Samsung Z-SSD(TM) and ScyllaDB: Low Latency in a Persistent Database
New analysis of Samsung’s low latency Z-SSD shows major performance gains when the recently-introduced drive is integrated with the Scylla data store. In this whitepaper, Samsung has closely examined the performance of Scylla — an open-source, high-performance NoSQL data store — on Z-SSD in comparisons with in-memory based architectures. The study also looked at the cost-effectiveness of one solution over the other.
With several vertical optimizations in its embedded NAND, SSD controller and SSD memory, Z-SSD reduces read latency more than 5x compared to today’s leading NVMe SSDs.

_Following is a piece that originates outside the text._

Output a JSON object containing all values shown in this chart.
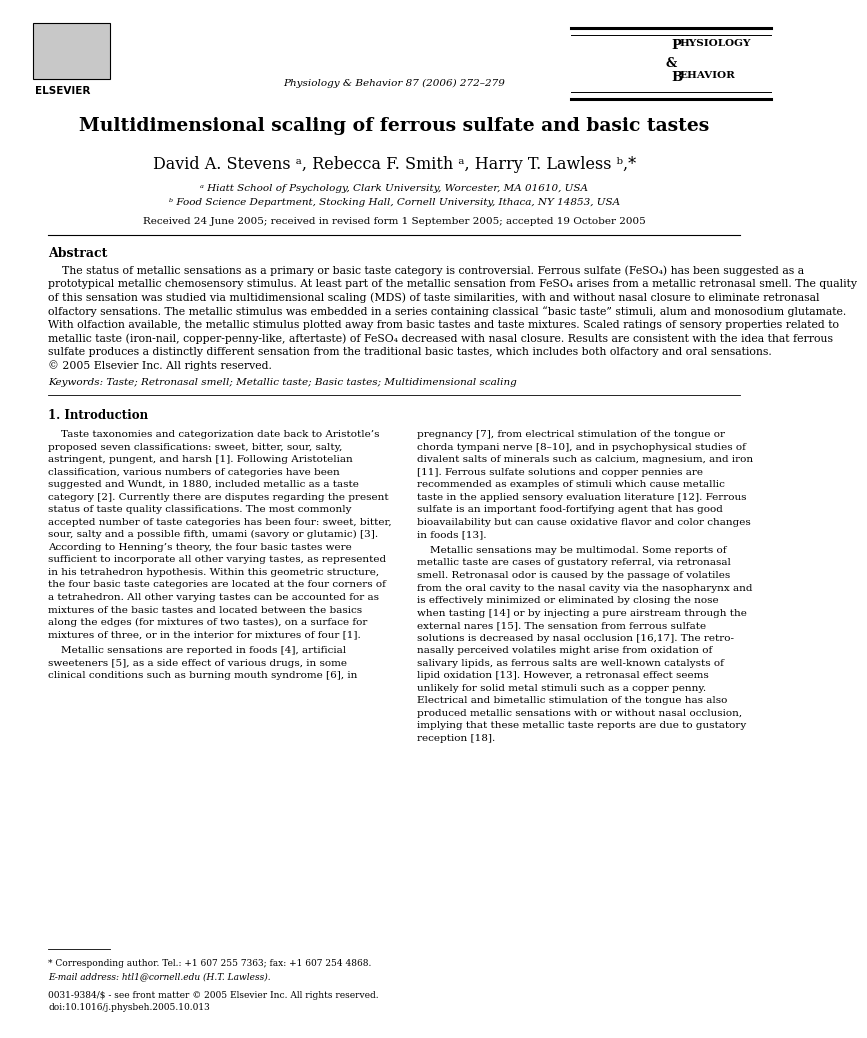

In our tests, we used Scylla, with its well written C++ implementation, as a drop-in replacement for Cassandra. We compared the performance of Scylla when serving requests from memory and when handling them from Samsung’s Z-SSD. To this end, we have characterized system performance as well as overall throughput and latency, using the well-known Cassandra-stress tool [3]. This whitepaper reports our findings, and makes the following observations:
- Samsung Z-SSD has shrunk the performance gap between serving data from memory and having the data served from the SSD.
- When considering maximum throughput with a constraint of sub-millisecond, 95 percentile latency, and with 50% of requests served from Z-SSD, we have found that the gap between Z-SSD and an in-memory run is only 44% for a read-only workload, and only 40% for a mixed workload (75% read, 25% write).
- While Scylla provides a high performance NoSQL service, the overheads of the software stack are considerable – between 6x to 7x compared to the raw device latencies measured with FIO. Further optimizations in the software layer are expected to decrease the gap between SSDs and memory to an even more advantageous level.
Ha Dor Laor, you can tell me ;-). Looks like SycllaDB uses libaio to write/read data to an XFS filesystem. Do I have that correct? If not can you pass along a pointer to how storage is supported/done? Great results BTW ;-)....
Amazing drive, couldn't ask for a better one!
Another great piece of work from your team Bob Brennan! Can I ask how ScyllaDB servers access the NVMe Z-NAND SSD? Is it via the Linux kernel (i.e. through system calls, the block layer and the NVMe driver) or via some user-space framework?